Я люблю запах вчерашнего молодого пьянства; я даже нахожу это эстетичным: когда из-под простыни встает вполне себе свежий человек и бежит под душ, внутренне ухмыляясь над собой, вчерашним.
Силы сердца казались в то лето бесконечными, сердце брало любую высоту, не садилось в черном болоте, не зарывалось в жирной колее. Выбиралось отовсюду, только брызги из-под колеса, и снова бодро гудит.
Было правило: не пить до двух часов дня. Иногда, в качестве исключения, позволял себе не пить только до полудня. Проснувшись утром, я всегда с легкостью определял, когда начну свое путешествие. Но в любом случае слово держал неукоснительно: либо с двух, либо с двенадцати, но не минутой раньше.
Помню эти попытки отвлечь себя, когда на часовой стрелке без четверти двенадцать, без двадцати минут... без семнадцати... черт. Как долго.
Похмеляться нужно в кафе. Если у вас нет денег на то, чтобы похмелиться в чистом кафе, — не пейте вообще, вы конченый человек.
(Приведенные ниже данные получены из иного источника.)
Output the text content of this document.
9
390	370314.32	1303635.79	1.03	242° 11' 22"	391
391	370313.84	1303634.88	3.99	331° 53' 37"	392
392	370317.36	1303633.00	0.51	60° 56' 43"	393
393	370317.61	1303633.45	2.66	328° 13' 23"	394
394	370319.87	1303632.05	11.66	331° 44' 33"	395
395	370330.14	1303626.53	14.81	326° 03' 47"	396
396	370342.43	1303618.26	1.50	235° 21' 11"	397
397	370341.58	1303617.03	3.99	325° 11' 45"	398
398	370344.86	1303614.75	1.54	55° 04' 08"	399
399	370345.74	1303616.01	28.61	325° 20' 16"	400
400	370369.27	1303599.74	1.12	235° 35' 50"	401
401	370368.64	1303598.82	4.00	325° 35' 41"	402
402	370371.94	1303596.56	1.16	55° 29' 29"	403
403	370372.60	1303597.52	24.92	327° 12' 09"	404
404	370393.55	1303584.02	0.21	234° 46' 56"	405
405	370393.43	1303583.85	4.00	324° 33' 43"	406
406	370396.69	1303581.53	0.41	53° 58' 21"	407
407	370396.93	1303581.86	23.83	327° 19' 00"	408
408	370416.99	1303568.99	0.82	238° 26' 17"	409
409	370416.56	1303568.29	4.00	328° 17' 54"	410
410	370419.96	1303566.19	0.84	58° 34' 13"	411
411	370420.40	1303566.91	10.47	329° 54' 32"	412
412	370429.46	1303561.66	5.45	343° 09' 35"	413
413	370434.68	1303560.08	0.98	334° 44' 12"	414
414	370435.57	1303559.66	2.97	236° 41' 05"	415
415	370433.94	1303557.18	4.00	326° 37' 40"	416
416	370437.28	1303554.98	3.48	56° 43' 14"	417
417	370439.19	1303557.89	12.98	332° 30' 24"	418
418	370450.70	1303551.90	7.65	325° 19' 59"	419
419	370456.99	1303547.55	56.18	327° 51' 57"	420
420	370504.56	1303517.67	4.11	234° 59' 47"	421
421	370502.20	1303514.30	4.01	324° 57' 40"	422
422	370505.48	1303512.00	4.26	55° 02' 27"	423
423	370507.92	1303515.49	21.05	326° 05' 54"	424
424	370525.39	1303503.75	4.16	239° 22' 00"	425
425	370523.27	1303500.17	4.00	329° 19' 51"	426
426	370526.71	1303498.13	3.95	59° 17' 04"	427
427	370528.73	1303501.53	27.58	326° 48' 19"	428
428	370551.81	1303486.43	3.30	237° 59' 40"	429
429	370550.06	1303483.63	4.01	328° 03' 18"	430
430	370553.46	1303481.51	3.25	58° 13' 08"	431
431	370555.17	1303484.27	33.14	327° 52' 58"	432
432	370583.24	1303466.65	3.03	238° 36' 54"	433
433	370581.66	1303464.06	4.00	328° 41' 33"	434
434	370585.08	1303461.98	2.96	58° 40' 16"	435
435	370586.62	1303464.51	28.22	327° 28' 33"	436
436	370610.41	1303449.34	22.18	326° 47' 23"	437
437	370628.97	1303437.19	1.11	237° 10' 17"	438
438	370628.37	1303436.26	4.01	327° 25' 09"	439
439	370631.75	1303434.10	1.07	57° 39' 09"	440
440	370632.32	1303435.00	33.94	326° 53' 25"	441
Кафе хорошо тем, что позволяет уйти; из квартиры, похмелившись, выйти сложнее; а если выйдешь — то пойдешь во все стороны сразу, дурак дураком.
Без трех минут двенадцать я, почти свежий и с чистыми глазами, заходил в кафе, заказывал себе пятьдесят граммов водки и пятьсот граммов светлого пива.
Я садился всегда на высокий табурет напротив бармена; лучше, если бармен — женщина, но и мужчина приемлем. Нельзя пить с пустой стеной и тем более в тишине, это еще одно правило, даже два правила, которые нельзя нарушать.
(А водку с пивом пить можно, в этом нет ничего дурного.)
Бармен передвигался на быстрых ногах, никому не улыбаясь — в России бармены не улыбаются, они уже с утра уставшие.
Я смотрел на него иронично: он работает, а я еще нет. Я ждал, когда мозг мой получит животворящий солнечный удар, и все начнется снова, еще лучше, чем вчера.
Выход из похмелья — чудо, которое можно повторять и повторять, и оно всегда удивляет; ощущения совсем не притупляются. Это, наверное, подобно выходу из пике. Гул в голове нарастает, тупая земля все ближе, настигает дурнота, и вдруг — рывок, глаза на секунду смежаются, голова запрокидывается, в горло проникает жидкость, и вот уже небо перед тобой, просторы и голубизна.